Government. All levels of government-city, county, state, and federal-buy crushed stone and other aggregates from quarries, making the government the single biggest customer quarries have. Over half of all quarry sales go to the government. They use this material for new roads and interstates and new government buildings.
Commercial new construction. Commercial construction companies use the aggregate bought at quarries in their construction of commercial buildings. These can be any buildings that are not residential, such as office buildings, hospitals, schools, retail centers, or even parking lots.
Residential new construction. Quarries provide the crushed stone needed for building new houses. It's used in foundations, as well as in driveways and landscaping.
Railroads. Railroads need a great deal of a material called ballast, which is the gravel and crushed stone that the railroads buy from quarries. This ballast is laid on the path where the rails will eventually be placed. Because of the characteristics of crushed stone and gravel, this keeps rails steady and supported under the heavy weight of trains, and allows for drainage so that the tracks do not get submerged.

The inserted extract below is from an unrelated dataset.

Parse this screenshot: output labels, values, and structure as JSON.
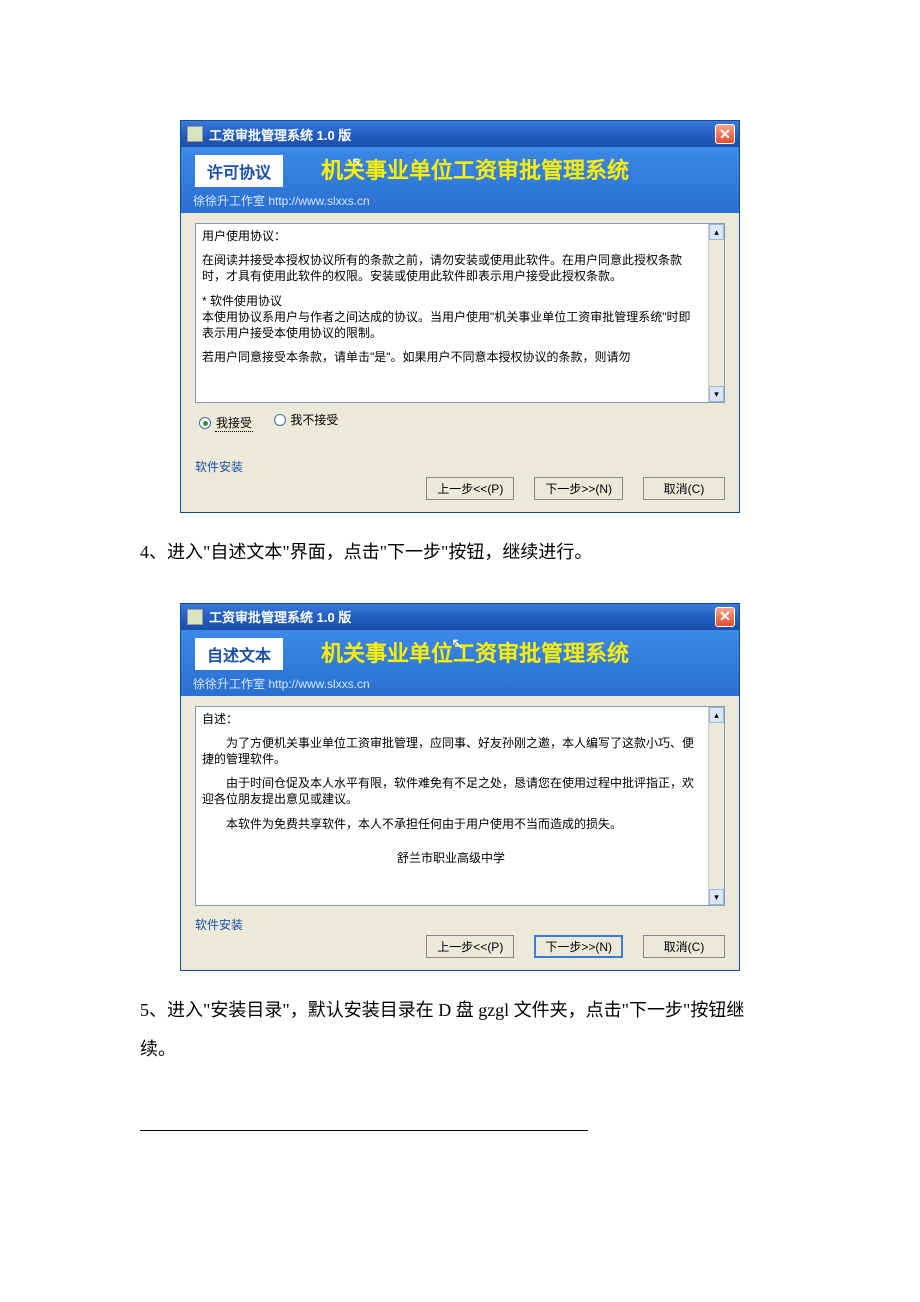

Utility companies. Utility companies buy a great deal of crushed stone and gravel from quarries, because they need at least a little of it in every job they do. Laying or repairing pipes requires that the pipes be supported by and surrounded by gravel so that they do not shift and so that water can drain away from them. Putting up utility poles requires cement and aggregate reinforcement. Utility companies have many uses for this material, and keep quarries quite busy.
Quarries sell to other markets, as well, including plumbers, excavators, and landscapers. The aggregates they produce are even used to make glass and toothpaste! However, the above markets are five of the most lucrative customers for quarries, and demonstrate how closely the fate of our nation's quarries is tied to the rest of the country's economy.